I'm wondering about Paranoid Schizophrenia...it often shows up in early 20s.
 
  • #613
Sorry, but once staff becomes comfortable with the buzzed in security they can become lax. I have been buzzed in manly places without even giving my name. Am a home health nurse and all I can do is shake my head when I am allowed entry sight unseen.


I remember as a kid, one would go to apartments and buzz many units, someone would always buzz us in, that was 30 some years ago, there has to be a better method for a school to put in place, like an actual real person or person's going outside to let someone in.
 
  • #614
  • #615
I think you are right, wasn't there a broken window?

Yes, and in the press briefing this morning LE specifically said that he was not let into the building but broke in using force.

If he was in an altercation at the school the day before then there is going to be a lot of questions and potential finger pointing from that.

I know, and I dread that! Schools have so many "altercations" (if by that they mean a heated conversation, complaint, argument, etc) - with parents and families and students. They usually aren't signs of an imminent shooting spree. How could anyone predict something that has almost never happened?

Assuming of course he did not threaten violence. Which would be a completely different story.
 
  • #616
  • #617
Money for what? This case has nothing to do with how much Superintendants make annually. They had a security system that you had to be buzzed in. What more could they put in place....are you saying we need to build jail-like-schools If someone goes psycho and wants to get in and kill....they will find a way. It is not the security here that needs to be address IMO.

Money to pay teachers more. Money to better educate our children. Money to be better equipped to deal with the Adam Lanza's of this world. It's not just about security. Adam Lanza was once a student. It's been reported that he was extremely withdrawn and socially awkward. How much attention was paid to this at his own school in his formative years?
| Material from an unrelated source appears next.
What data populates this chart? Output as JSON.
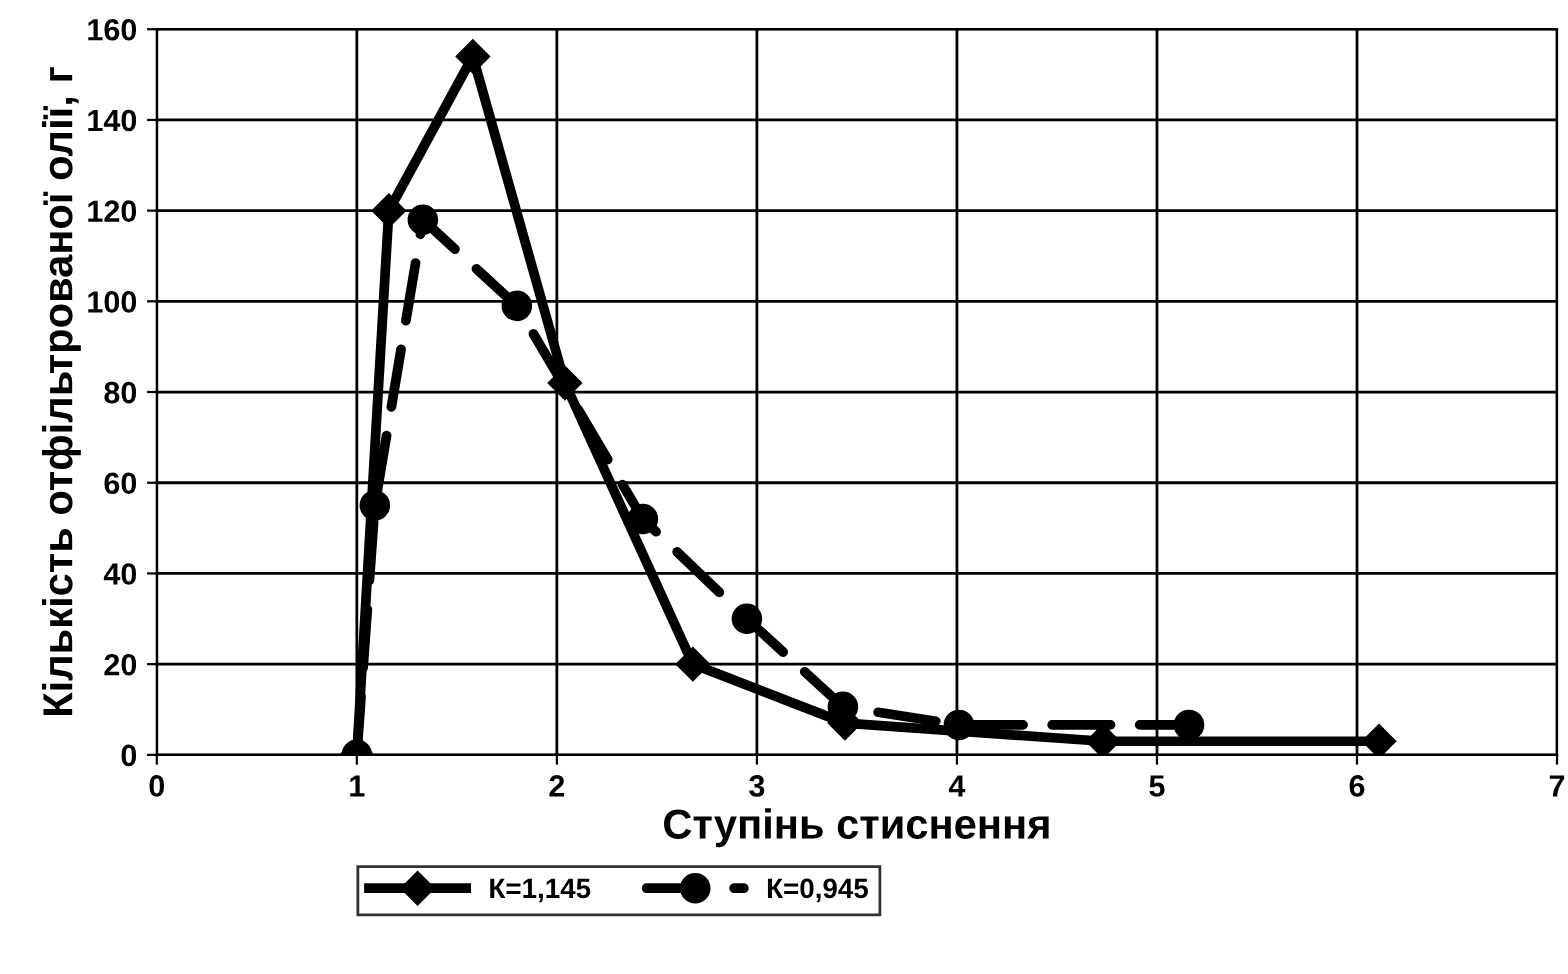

There are many, many Adam Lanza's of this world that do not go out and do what he did, but if we continue to ignore it (which may have happened in this case), then we are going to have many, many more incidents like this.

Education is the key. Education takes money.

MOO
 
  • #618
It is very possible his problem was not with his mother, it was with the school. His mother might have been killed while he was getting the guns.
 
  • #619
I think you are right, wasn't there a broken window?
One report said he shot out a window to gain entry. At the presser today Lt. Vance said he "was not voluntarily let into the school at all" and also that he "forced his way into the school." But he didn't answer directly about a broken window (or windows) other than to say that some may have been broken by arriving officers as they sought to survey and thus gain control of the situation.

New NYT article: Gunman Forced His Way Into School, Police Say
 
  • #620
If point of entry were well controlled, the children could freely walk within the buildings. Several of our schools do keep classroom doors closed, not sure if they are locked though. The doors have a small window at the top third that has wire mesh inside the glass. Point of entry control is essential.

The point of entry was controlled, it had a buzz in system installed.